Figure 4.

PP2A associates with EG5 localization during mitosis. (A) Co-immunoprecipitation of EG5 with PP2A/A after Nocodazole treatment. BT549 cells were treated with Nocodazole or Monastrol as indicated, then subjected to immunoprecipitation with anti-PP2A/A antibody followed by Western blot using anti-EG5 antibody. (B) HeLa cells were synchronized at G1/S with a double thymidine block (DTB), and were then released into fresh medium and harvested at indicated time points.
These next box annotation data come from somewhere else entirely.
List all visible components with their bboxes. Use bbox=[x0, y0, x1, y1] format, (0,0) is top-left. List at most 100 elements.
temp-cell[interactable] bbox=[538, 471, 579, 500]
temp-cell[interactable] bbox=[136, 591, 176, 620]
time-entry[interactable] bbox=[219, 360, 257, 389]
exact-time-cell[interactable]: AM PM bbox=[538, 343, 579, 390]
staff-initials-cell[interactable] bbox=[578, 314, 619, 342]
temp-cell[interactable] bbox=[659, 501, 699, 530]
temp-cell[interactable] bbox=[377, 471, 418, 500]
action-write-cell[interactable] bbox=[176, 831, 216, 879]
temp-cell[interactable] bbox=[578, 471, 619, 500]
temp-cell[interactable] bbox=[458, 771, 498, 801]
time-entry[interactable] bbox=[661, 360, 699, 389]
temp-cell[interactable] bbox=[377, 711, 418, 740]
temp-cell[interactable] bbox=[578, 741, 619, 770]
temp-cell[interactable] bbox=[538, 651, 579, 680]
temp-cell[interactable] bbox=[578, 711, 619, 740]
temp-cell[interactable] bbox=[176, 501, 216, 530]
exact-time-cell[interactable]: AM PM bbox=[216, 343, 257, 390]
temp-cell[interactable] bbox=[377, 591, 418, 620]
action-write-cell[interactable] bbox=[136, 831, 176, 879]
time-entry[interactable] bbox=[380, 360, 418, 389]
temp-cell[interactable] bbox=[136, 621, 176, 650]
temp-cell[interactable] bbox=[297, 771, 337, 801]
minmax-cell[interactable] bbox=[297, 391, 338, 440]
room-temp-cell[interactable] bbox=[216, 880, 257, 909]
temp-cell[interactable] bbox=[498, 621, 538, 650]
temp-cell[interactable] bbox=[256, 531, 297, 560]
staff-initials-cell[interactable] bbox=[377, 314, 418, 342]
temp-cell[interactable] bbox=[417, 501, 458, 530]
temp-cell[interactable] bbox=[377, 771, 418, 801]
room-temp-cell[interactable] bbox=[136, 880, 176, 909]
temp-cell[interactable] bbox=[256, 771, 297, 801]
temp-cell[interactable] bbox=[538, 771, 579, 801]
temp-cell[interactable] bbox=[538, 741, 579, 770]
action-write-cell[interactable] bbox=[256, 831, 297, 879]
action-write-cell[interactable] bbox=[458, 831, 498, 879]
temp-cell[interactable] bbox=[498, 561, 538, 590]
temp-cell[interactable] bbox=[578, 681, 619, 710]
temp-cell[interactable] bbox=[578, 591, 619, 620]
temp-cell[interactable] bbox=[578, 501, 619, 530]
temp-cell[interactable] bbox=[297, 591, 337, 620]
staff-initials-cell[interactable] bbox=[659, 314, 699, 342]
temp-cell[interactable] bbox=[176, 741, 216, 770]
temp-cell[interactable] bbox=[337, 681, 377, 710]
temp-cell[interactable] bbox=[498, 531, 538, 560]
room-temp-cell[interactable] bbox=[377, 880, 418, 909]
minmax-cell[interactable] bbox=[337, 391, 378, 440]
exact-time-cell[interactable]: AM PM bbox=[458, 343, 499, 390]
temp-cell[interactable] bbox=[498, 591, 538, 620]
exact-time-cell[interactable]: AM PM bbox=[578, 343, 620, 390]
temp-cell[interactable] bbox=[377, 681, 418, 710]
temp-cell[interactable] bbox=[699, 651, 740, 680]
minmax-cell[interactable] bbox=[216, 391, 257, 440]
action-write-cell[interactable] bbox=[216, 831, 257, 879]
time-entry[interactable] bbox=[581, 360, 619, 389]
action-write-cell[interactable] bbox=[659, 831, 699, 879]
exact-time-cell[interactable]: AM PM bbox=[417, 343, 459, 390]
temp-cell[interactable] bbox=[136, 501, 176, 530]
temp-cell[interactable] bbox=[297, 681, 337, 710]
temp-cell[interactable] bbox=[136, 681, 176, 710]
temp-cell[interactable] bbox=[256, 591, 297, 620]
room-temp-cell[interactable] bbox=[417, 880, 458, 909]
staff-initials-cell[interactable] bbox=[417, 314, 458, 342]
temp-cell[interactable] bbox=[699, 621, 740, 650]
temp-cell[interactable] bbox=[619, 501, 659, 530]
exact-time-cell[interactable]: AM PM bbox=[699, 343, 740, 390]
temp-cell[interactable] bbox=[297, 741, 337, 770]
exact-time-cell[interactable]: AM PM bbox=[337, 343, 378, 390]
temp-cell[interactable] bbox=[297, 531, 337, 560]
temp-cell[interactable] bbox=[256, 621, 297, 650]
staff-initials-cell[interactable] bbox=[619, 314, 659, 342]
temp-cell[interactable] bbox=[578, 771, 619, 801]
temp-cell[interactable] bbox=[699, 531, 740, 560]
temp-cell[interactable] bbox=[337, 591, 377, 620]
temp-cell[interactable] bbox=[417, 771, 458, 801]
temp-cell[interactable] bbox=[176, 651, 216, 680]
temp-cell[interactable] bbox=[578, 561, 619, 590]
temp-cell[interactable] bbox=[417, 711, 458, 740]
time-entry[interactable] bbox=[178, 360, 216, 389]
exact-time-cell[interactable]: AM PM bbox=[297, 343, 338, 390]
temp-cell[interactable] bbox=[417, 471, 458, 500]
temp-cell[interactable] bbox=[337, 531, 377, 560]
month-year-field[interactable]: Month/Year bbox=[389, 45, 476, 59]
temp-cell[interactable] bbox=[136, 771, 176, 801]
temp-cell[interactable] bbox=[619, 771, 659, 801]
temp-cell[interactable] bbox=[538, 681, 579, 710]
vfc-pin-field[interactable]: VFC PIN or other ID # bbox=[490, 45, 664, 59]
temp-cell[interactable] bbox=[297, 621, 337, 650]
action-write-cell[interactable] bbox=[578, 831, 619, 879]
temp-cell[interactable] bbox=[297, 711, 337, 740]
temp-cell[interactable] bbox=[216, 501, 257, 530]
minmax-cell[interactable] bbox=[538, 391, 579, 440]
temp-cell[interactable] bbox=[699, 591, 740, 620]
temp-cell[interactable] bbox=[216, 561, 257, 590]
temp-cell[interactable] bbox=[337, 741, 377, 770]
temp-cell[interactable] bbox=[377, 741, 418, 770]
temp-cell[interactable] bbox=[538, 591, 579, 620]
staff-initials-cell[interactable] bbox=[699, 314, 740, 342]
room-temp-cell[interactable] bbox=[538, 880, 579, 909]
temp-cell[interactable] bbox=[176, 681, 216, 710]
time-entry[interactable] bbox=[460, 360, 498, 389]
Cell extracts were subjected to Western blot for evaluation of protein levels of phosphorylated EG5 (T926), total EG5 and cyclin B. Tubulin was used as loading control (upper panel). These cells were also subjected to co-immunoprecipitation with anti-PP2A/A, anti-PP2A/C and anti-CDK1 antibodies, and were then evaluated with anti-EG5 antibody. (C) HeLa cells infected with shPP2A/Cα-2 knockdown lenti-virus or control virus were synchronized with DTB and released into fresh medium. Whole cell lysate was harvested at indicated time points, then subjected to Western blot using anti-pEG5 (T926), anti-EG5, anti-cyclin B, anti-PP2A/C, or anti-tubulin antibodies. (D) Subcellular localization of PP2A/A and EG5 during mitosis in BT549 cells. Anti-EG5 and anti-PP2A/A antibodies were used to label endogenous EG5 and PP2A/A. DAPI was used to show chromatin status. Bar represents 10 μm. (E) Microtubule (MT) binding of EG5 and variants (left panel). MT purified from mouse brain was co-immunoprecipated with EG5 and its variants (T926A, T926D), then subjected to Western blot to evaluate the MT binding ability of EG5 and its variants. MT binding ability of EG5 decreased after PP2A/Cα treatment (right panel). (F) MT binding of endogenous EG5 in HeLa cells with decreased PP2A/Cα or PP2A/B55α, or overexpressed FLAG-EG5/T926D. For the original uncropped western blot data, see Supplementary information.